I won’t go into the Scrooge like details of why this Holiday season does nothing for me personally, except to say that to a certain degree I identify a bit with poor Ebenezer. Perhaps because I can’t have a tree of my own due to ridiculously mischievous 3-legged cats, or because my amazing family usually congregates from all over the globe in summer and not winter, or because I find snow and cold to be completely contradictory to my flip-flop wearing Native Californian lifestyle, but whatever the reason, I’m totally okay without this time of year. While loathe is too strong a word, I really am quite tired of the repetition disguised as holiday tradition. It is NOT, my thing. That being said, Stage Kids California have a pretty cute, fun and well-crafted production of Bah, Humbug! playing through this Sunday only.
Bah, Humbug! is a musical version of A Christmas Carol and is performed by local children almost entirely all under the age of 14. Even if you don’t have children of your own, do yourself a favor and every now and then, go see a children’s production. Whether with some friend’s kids, or nieces and nephews, or like me, just by your lonesome, sit in an audience with kids and take about 10 years off your age in less than 90 minutes. Find the joy in the excitement and zeal of a young audience and proud family members.
I do try to see several shows a year with only kids in the cast as a good test for what the next generation of theater is going to look like as well as how audiences are being groomed to behave. I look for 4 main things at a children’s show all of which this production possessed in spades!
1) Are the kids having fun? This is so key. The success of a kid’s production is measured on the process more than the end product for me and I like to count the smiles on stage. Do the kids get to be kids or are they being molded into a little adult box. While the kids with excruciating anxiety/nerves, total boredom and those that have been forced into an extra-curricular activity they don’t find fun can certainly be spotted a mile away, I am happy to report that this cast was full of genuine smiles and joy. Not any of the kids were phoning it in which his impressive even in “adult” productions.
2) Are kids in the audience enjoying it? If we are fostering love for theater, excitement over storytelling, engaging children in the arts, inspiring them to create, empowering them to say I want to and CAN do THAT too, then the show is a winner. If the show captures and ignites imagination, there is success far beyond a star or jewel rating. This was clear by the focus, silence and by the laughter and applause of Thursday’s audience. The chattering and talking about the show at intermission and afterwards speaks volumes about the program and the production.

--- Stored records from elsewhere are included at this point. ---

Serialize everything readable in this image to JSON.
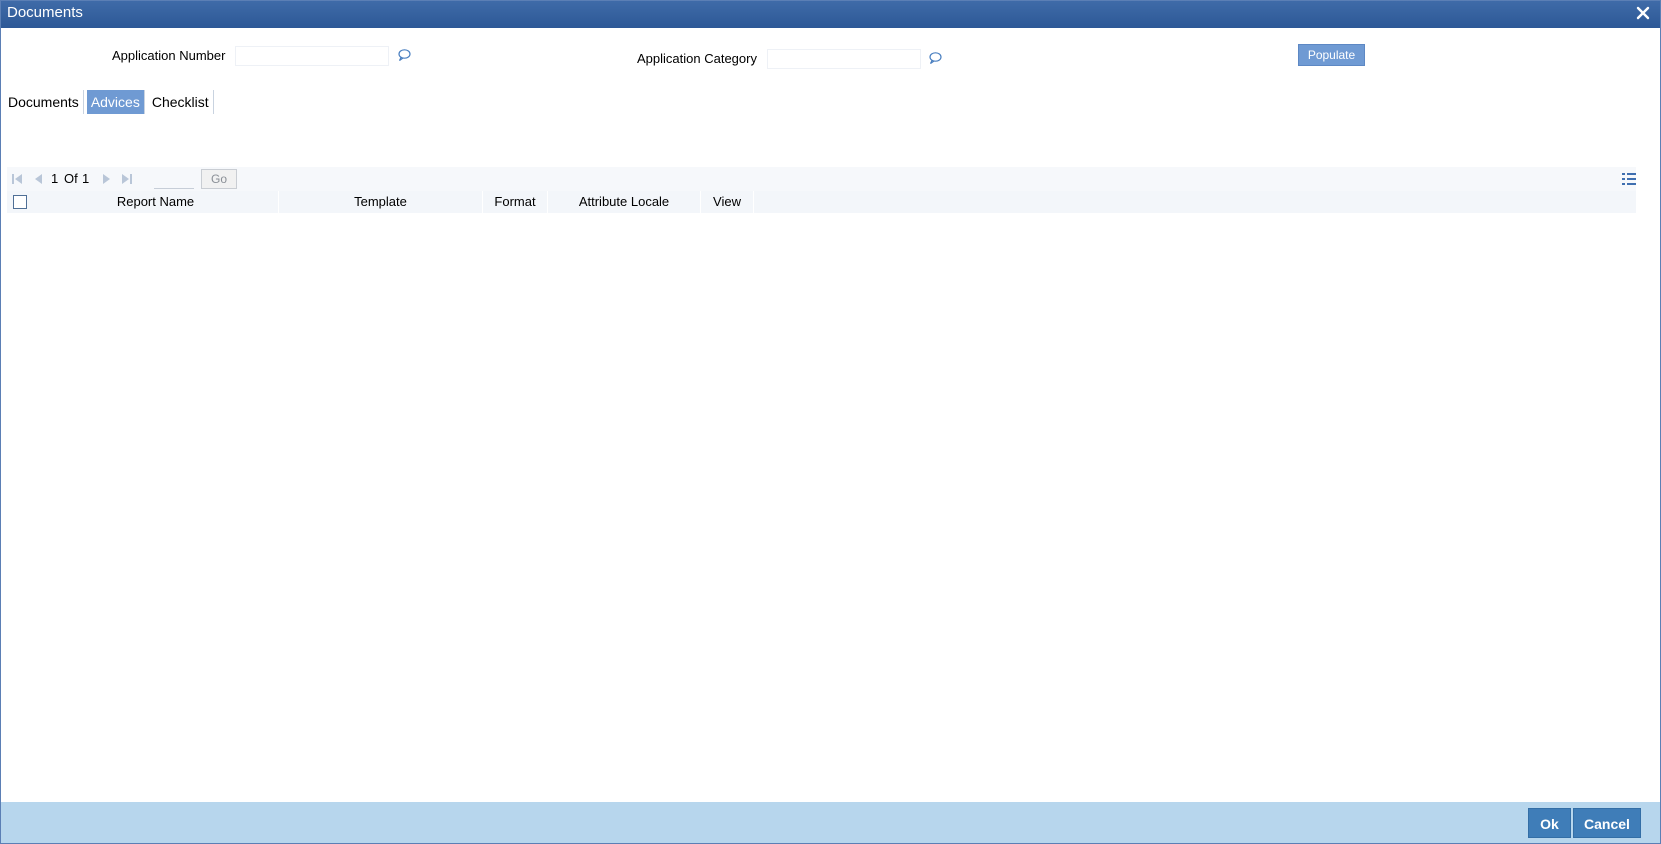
{
  "window": {
    "title": "Documents"
  },
  "form": {
    "application_number_label": "Application Number",
    "application_number_value": "",
    "application_category_label": "Application Category",
    "application_category_value": "",
    "populate_label": "Populate"
  },
  "tabs": [
    {
      "label": "Documents",
      "active": false
    },
    {
      "label": "Advices",
      "active": true
    },
    {
      "label": "Checklist",
      "active": false
    }
  ],
  "pager": {
    "current": "1",
    "of_label": "Of",
    "total": "1",
    "page_input": "",
    "go_label": "Go"
  },
  "table": {
    "columns": [
      "Report Name",
      "Template",
      "Format",
      "Attribute Locale",
      "View"
    ],
    "rows": []
  },
  "footer": {
    "ok_label": "Ok",
    "cancel_label": "Cancel"
  },
  "colors": {
    "title_bar": "#2d5896",
    "accent": "#6f9ad3",
    "footer_bg": "#b7d6ed",
    "footer_button": "#3f7db8"
  }
}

3) Are the adults enjoying it? Aside from the proud parents, siblings and grandparents in the audience (and admittedly there may not be that many more) is the show and the production appealing to the adults? Like Sesame Street always added in that layer of satire and contemporary adult references to keep the big kids engaged too, the more there is for the adults, the smarter the production. The adults are the ones paying for the tickets and getting those coats and shoes on the kids and getting them to the theater so let’s make it a great experience for them and not a chore or obligation, right? I always say, if you want to grow your audience, make sure there is something in it for the adults. This show was full of very cute kids, with some great lines that were very entertaining coming out of those cute kids mouths. The professional attention to the stage craft and technical, while still on a very community level, was great to see. While the musical accompaniment was canned and synthesized, and the story nothing unpredictable, the choreography was together, the voices pleasant and the acting very respectable. There were for me several laugh out loud moments.

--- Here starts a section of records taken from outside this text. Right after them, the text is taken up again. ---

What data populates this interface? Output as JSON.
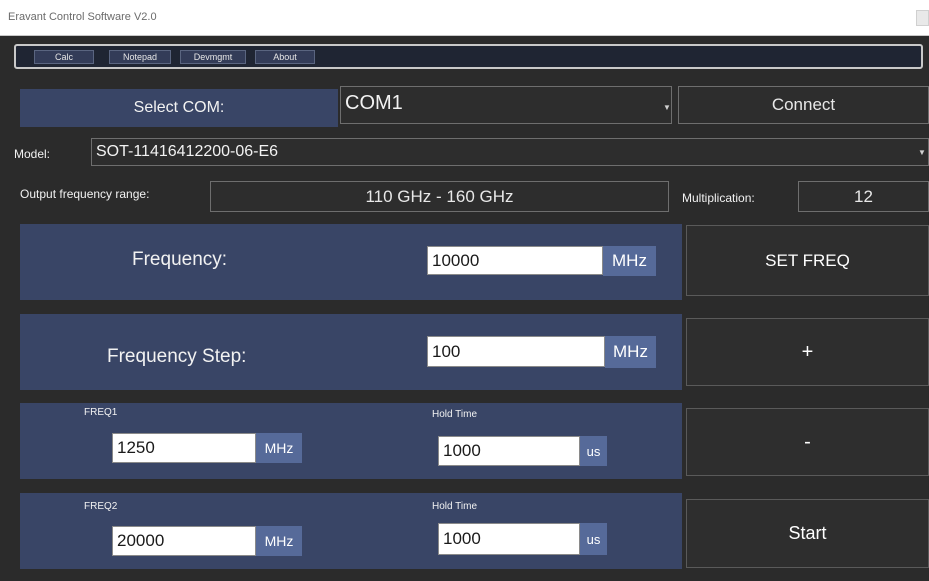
{
  "window": {
    "title": "Eravant Control Software V2.0"
  },
  "toolbar": {
    "buttons": [
      "Calc",
      "Notepad",
      "Devmgmt",
      "About"
    ]
  },
  "com": {
    "label": "Select COM:",
    "selected": "COM1",
    "connect_label": "Connect"
  },
  "model": {
    "label": "Model:",
    "selected": "SOT-11416412200-06-E6"
  },
  "output": {
    "label": "Output frequency range:",
    "value": "110 GHz - 160 GHz",
    "mult_label": "Multiplication:",
    "mult_value": "12"
  },
  "frequency": {
    "label": "Frequency:",
    "value": "10000",
    "unit": "MHz",
    "button": "SET FREQ"
  },
  "step": {
    "label": "Frequency Step:",
    "value": "100",
    "unit": "MHz",
    "button": "+"
  },
  "freq1": {
    "label": "FREQ1",
    "value": "1250",
    "unit": "MHz",
    "hold_label": "Hold Time",
    "hold_value": "1000",
    "hold_unit": "us",
    "button": "-"
  },
  "freq2": {
    "label": "FREQ2",
    "value": "20000",
    "unit": "MHz",
    "hold_label": "Hold Time",
    "hold_value": "1000",
    "hold_unit": "us",
    "button": "Start"
  },
  "colors": {
    "panel": "#394566",
    "background": "#2b2b2b",
    "unit_bg": "#566a99",
    "toolbar": "#1f2533"
  }
}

4) It’s always a bonus (as a director) to see kids with real talent in the early stages of their “career”. An early grasp of balance (enthusiasm but not overacting) and comic timing, great vocal pipes, fantastic stage presence, and that x factor are without a doubt a great bonus to seeing a show, adult or kid performed. While more important to have fun and take in all the lessons (consciously or subconsciously) that drama teaches us, it’s still exciting to see kids that are “good,” love being on stage and really light up at that first audience laugh or round of applause. Without knowing a thing about their family life or academic “standing” I still really enjoy watching a kid discover what is sure to be a lifelong passion and a hugely important part of shaping their character. Theater changes lives of the participants for sure, but an audience member watching a kid as that spark is first recognized can be a really fabulous and moving experience for them too.
Stage Kids California is just 3 years old and one of just a handful of organizations that are dedicated entirely to CHILDREN’S theater in the area. They clearly are attracting kids who are enjoying what they are doing, taking care in teaching the craft of theatre and producing quality shows that are enjoyable for a diverse audience. While I don’t make a habit of doing “critical review” for children’s productions, I will say, if you find yourself with some time tonight, Saturday or Sunday, this is as good a choice as any for a family Holiday experience. Bah, Humbug! Plays through this Sunday only, December 2013, at the Historic Hoover Theater in San Jose.